Mas regressemos ao nosso livro. A 15 de setembro deste ano, o engenho espacial Cassini mergulhou na atmosfera de Saturno, pondo fim a vinte anos de atividade. Lançado em outubro de 1997, entrou na órbita daquele planeta após uma viagem de sete anos em que percorreu 1,2 mil milhões de quilómetros. A dimensão deste feito prodigioso viria a ser ampliada pelo sucesso da sonda Huygens, que se separou da Cassini e a 14 de janeiro de 2005 aterrou na superfície de Titã, a maior lua daquele planeta.

São as 150 melhores fotografias captadas quer pela Cassini, quer pela sonda Huygens e enviadas, como um postal interplanetário, para a Terra que podemos encontrar nas páginas de Saturn: A New View, editado em 2006. Elas mostram-nos não apenas Saturno, mas também os seus anéis – discos perfeitos formados por gelo, pedras, poeiras e outros detritos – e os seus estranhos satélites naturais.

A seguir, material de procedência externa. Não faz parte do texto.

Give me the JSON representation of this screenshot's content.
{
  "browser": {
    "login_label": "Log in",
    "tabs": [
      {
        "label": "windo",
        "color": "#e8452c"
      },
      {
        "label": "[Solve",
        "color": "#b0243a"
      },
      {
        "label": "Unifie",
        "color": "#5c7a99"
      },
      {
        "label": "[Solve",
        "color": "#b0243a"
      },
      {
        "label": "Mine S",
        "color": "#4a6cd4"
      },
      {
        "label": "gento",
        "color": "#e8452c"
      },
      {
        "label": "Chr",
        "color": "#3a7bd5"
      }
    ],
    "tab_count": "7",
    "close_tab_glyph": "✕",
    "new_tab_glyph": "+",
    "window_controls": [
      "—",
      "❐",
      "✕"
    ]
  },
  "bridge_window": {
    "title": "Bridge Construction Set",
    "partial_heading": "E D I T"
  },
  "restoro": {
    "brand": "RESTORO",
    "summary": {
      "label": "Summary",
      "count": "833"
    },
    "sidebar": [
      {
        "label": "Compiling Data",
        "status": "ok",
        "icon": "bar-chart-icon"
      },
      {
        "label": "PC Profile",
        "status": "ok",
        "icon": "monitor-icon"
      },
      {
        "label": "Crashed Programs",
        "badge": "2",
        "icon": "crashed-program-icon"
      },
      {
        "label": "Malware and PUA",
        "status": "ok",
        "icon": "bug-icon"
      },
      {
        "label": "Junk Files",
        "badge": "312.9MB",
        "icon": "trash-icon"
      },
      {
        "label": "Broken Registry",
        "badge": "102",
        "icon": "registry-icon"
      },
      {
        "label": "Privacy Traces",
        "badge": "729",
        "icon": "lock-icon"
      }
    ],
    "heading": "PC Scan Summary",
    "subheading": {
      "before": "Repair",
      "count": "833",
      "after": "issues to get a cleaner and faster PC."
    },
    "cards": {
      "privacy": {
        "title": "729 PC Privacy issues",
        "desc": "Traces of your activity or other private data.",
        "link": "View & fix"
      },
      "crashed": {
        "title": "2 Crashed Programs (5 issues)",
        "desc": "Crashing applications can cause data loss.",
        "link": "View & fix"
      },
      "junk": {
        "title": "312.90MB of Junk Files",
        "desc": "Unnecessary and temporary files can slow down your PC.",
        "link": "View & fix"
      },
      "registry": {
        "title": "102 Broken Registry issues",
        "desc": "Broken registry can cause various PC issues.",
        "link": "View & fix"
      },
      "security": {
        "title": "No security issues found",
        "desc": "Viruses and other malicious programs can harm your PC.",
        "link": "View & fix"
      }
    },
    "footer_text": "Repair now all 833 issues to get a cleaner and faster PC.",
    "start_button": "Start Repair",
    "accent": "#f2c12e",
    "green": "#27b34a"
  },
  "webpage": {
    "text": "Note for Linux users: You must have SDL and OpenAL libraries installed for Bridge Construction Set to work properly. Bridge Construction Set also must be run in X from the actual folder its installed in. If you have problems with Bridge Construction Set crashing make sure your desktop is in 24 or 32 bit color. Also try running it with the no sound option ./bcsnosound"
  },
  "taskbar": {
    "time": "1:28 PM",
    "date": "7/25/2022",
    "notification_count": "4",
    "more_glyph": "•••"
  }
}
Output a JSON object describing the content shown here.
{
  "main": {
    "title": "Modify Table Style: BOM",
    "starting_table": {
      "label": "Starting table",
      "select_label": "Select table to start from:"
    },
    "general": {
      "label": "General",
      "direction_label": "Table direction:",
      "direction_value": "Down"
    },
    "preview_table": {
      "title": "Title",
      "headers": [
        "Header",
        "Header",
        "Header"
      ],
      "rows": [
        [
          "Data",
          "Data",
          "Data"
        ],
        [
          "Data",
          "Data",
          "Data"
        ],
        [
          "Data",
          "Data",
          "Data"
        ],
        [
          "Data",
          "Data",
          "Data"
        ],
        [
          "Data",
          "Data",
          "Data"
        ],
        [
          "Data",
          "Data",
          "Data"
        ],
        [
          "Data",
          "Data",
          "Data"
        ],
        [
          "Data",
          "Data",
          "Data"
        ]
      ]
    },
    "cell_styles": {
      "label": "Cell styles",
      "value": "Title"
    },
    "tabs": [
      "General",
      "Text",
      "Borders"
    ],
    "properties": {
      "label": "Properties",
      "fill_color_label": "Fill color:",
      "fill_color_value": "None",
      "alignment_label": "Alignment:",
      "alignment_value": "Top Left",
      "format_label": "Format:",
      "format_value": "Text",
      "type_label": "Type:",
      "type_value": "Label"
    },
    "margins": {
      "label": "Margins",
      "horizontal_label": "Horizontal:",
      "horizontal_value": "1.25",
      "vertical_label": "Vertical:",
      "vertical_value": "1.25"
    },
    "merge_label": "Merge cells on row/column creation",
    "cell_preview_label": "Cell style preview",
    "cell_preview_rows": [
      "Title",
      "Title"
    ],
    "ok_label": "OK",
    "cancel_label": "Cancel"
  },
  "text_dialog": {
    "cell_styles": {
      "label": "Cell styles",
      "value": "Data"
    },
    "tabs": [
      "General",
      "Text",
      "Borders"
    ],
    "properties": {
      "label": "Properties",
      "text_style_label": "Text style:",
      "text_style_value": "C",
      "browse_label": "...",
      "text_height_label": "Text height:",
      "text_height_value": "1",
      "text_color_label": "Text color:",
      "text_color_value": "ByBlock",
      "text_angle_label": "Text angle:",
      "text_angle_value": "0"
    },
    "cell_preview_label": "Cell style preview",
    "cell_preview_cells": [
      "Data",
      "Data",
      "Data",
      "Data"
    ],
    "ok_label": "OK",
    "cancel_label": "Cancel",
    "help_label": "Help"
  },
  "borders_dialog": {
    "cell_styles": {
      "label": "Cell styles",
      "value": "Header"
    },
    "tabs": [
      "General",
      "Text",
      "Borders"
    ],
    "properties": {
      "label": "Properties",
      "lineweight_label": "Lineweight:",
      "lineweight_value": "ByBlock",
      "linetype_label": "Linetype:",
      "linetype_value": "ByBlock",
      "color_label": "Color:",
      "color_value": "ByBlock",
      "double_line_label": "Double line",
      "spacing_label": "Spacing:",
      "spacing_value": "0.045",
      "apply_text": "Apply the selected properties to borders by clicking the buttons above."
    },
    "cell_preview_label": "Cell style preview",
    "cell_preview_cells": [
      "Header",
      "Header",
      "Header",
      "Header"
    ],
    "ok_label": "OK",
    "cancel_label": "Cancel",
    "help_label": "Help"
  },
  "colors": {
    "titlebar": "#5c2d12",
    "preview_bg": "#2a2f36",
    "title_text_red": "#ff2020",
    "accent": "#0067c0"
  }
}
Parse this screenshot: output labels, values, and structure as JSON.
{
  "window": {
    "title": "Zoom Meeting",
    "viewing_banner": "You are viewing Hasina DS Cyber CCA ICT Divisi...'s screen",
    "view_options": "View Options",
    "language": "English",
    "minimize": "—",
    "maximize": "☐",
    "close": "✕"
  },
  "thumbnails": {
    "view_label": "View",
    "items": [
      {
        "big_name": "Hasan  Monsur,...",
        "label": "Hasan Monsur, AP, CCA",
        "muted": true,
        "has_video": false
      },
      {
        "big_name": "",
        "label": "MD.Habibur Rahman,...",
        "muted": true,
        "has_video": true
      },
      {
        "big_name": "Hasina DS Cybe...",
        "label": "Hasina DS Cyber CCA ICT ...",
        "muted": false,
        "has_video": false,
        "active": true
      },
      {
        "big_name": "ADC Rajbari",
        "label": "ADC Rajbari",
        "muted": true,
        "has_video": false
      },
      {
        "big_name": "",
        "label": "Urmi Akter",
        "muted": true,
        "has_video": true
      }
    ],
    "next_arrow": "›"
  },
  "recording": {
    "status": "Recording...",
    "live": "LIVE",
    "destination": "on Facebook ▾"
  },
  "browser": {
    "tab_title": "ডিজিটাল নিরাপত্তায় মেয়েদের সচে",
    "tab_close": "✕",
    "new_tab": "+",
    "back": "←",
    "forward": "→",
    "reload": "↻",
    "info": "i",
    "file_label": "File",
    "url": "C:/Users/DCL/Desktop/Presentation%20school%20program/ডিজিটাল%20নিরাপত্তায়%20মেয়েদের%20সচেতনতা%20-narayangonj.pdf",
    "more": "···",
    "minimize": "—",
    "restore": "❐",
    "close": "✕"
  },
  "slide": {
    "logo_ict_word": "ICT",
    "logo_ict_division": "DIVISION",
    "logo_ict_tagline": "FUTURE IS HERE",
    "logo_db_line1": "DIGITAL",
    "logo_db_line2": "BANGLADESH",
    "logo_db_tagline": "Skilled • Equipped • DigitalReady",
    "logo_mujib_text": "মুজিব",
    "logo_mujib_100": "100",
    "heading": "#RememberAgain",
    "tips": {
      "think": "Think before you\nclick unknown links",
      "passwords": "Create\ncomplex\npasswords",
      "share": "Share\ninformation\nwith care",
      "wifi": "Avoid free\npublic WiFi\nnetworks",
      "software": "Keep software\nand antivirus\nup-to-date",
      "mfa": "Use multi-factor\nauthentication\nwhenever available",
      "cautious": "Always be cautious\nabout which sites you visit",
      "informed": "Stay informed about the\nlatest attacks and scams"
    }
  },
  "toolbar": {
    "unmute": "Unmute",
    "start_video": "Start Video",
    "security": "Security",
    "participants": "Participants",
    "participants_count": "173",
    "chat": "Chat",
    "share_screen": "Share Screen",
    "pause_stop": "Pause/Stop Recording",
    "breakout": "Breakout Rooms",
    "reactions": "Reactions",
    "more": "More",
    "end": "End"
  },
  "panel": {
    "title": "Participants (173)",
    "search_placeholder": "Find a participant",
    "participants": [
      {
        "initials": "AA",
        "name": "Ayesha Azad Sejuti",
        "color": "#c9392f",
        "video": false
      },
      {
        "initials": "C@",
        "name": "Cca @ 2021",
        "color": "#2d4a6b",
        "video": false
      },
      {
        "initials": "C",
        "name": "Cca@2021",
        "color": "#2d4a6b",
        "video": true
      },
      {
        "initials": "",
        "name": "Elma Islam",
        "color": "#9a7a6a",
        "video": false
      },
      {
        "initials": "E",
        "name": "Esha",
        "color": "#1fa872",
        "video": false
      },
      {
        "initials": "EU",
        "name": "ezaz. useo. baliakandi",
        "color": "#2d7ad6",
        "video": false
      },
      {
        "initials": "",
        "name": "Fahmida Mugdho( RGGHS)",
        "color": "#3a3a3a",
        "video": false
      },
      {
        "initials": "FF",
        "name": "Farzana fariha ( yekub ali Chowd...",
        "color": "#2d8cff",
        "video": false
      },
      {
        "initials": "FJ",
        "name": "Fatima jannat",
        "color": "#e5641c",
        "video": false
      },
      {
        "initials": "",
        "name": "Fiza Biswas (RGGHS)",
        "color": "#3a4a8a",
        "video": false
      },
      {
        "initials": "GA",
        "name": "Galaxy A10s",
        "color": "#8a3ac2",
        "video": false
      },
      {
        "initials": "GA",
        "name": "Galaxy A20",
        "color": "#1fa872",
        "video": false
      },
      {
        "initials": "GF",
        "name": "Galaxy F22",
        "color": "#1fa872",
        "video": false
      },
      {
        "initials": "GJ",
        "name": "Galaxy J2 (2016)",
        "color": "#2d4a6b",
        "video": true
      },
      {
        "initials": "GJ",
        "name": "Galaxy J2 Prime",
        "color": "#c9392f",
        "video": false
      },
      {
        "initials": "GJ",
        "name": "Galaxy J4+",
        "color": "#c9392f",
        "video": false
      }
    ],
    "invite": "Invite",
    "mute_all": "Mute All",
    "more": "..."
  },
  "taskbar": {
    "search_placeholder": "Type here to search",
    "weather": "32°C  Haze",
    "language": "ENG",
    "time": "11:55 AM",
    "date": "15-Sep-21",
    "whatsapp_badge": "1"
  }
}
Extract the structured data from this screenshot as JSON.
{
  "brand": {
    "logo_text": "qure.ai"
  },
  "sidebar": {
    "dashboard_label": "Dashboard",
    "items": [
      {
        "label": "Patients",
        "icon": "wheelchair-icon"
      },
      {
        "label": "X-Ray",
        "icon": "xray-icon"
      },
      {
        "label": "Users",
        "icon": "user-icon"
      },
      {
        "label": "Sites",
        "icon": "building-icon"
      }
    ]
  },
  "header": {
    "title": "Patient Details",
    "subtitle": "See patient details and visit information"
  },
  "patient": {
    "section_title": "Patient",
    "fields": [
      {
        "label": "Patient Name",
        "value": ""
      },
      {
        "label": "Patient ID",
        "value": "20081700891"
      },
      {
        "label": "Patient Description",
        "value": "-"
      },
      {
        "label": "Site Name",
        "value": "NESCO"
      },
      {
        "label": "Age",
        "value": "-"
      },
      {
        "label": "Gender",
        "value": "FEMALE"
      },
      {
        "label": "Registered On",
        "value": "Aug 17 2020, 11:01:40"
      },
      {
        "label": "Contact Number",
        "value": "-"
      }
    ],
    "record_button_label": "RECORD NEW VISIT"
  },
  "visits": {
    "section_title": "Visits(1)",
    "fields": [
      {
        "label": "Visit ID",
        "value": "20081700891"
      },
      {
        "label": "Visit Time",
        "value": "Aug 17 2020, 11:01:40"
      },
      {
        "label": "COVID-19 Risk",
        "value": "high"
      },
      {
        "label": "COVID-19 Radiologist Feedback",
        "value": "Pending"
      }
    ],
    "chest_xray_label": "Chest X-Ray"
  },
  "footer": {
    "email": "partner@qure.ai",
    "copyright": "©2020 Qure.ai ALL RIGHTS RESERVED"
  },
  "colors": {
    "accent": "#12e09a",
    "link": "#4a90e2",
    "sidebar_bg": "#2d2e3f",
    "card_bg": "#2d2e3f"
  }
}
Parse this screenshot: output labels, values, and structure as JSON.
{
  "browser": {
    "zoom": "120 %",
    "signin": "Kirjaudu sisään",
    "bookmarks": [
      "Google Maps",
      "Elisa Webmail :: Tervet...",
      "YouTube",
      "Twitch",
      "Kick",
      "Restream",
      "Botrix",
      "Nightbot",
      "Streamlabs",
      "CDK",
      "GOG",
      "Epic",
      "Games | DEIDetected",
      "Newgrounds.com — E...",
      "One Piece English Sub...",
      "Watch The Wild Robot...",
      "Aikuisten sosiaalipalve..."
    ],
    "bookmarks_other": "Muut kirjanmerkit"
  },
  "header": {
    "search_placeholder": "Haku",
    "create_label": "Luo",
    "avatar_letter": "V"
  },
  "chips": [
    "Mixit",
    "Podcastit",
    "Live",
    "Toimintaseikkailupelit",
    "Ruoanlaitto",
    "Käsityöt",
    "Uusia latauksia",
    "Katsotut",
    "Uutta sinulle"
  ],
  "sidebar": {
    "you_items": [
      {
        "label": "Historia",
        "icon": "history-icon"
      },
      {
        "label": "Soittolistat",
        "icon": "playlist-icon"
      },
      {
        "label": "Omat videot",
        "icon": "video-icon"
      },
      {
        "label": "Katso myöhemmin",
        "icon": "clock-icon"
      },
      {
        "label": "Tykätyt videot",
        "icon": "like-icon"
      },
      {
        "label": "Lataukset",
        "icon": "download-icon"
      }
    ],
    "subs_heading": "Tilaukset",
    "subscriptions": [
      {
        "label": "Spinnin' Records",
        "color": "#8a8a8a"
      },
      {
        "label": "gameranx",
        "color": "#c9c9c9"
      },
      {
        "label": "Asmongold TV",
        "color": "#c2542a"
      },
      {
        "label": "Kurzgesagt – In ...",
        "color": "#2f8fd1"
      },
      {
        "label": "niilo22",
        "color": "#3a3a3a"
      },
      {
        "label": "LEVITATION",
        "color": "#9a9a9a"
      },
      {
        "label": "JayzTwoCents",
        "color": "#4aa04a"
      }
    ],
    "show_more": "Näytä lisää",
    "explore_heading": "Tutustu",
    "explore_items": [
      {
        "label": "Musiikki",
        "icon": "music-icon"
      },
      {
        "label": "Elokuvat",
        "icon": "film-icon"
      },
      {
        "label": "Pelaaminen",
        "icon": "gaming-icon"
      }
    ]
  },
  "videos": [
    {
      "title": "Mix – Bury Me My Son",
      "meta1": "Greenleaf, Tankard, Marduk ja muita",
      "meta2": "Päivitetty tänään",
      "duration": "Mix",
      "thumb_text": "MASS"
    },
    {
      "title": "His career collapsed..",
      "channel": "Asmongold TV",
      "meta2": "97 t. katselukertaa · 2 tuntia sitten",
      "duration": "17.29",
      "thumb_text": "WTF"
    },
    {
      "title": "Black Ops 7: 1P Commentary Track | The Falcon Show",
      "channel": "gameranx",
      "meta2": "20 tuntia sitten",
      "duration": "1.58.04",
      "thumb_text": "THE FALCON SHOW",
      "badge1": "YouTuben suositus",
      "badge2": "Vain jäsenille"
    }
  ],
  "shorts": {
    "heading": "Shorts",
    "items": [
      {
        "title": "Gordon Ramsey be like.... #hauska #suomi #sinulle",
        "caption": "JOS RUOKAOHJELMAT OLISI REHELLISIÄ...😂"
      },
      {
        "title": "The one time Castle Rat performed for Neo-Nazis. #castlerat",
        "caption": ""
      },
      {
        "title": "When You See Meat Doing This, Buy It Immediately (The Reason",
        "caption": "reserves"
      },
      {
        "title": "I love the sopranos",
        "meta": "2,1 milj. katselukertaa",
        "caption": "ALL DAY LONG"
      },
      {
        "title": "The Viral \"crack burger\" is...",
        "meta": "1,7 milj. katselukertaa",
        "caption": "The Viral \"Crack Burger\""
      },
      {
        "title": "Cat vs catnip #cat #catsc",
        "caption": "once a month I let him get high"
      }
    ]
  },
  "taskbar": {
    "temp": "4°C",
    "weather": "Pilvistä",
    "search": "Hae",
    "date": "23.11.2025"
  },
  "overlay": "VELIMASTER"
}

Ao todo são conhecidas mais de 60 luas, Algumas delas redondas, como a nossa, outras irregulares, todas pontuadas por crateras que «registam um passado violento».

Não me deterei sobre a complexidade técnica da missão nem tenho habilitações para avaliar a sua importância científica, mas uma coisa parece-me evidente: quando o engenho humano se encontra com as maravilhas do cosmos, o resultado é de cortar a respiração.